El terrorismo es otro modo, más radical, de librar una guerra, y de lo que estamos hablando es de la guerra que una parte del mundo musulmán ha declarado al resto del mundo. Estamos ante la recuperación literal de un elemento tradicional de la teoría jurídica del islam, la división del mundo entre “dar al¬islam”, la morada del islam, y “dar al¬harb”, la morada de la guerra, donde el islam aún no ha triunfado.

Lo que sucede en los territorios ocupados por el Isis, o lo que ha sucedido en Garissa, parece responder más a actos de limpieza étnica que de terrorismo, igual que los trágicos sucesos de París recuerdan vivamente las acciones de los comandos en territorio enemigo. Lo mismo se podría decir del modo de actuar de Boko Haram en Nigeria.

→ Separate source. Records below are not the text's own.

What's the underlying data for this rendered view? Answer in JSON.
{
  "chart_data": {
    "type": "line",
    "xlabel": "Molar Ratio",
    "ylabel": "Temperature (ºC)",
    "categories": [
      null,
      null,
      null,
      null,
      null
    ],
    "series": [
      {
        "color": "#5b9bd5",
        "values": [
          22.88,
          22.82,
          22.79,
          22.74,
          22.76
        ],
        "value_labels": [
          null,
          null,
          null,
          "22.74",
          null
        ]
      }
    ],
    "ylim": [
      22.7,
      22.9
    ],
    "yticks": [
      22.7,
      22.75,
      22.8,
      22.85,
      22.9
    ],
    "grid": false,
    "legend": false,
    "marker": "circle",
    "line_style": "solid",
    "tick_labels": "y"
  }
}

Puede que no nos guste, pero nos han declarado una guerra a ultranza, aún más dramática por la recuperación del secular enfrentamiento entre las dos principales almas del islam, la mayoritaria suní y la minoritaria chií. Esta guerra, a su vez, se topa con el enfrentamiento en acto entre las potencias regionales por el control de Oriente Medio, después de lo que parece una sustancial retirada de Occidente.

Detrás de la guerra civil en Yemen entre sunítas y chiítas, están Arabia Saudí e Irán, concurrentes por el petróleo, mientras permanece ambigua la posición de la nueva Turquía de Erdogan, que parece aprovecharse de estos conflictos, como el de Iraq, para afirmarse a su vez como potencia regional, ya desvinculada de la vieja posición de “baluarte oriental” de la OTAN.

Ante esta situación explosiva, Estados Unidos y Europa siguen con sus sutilezas en torno a las viejas teorías sobre el terrorismo y sus bagatelas de juegos ideológicos sobre el islam “bueno” o “malo”, sordos en todo caso a lo que se está diciendo desde el propio seno del mundo musulmán.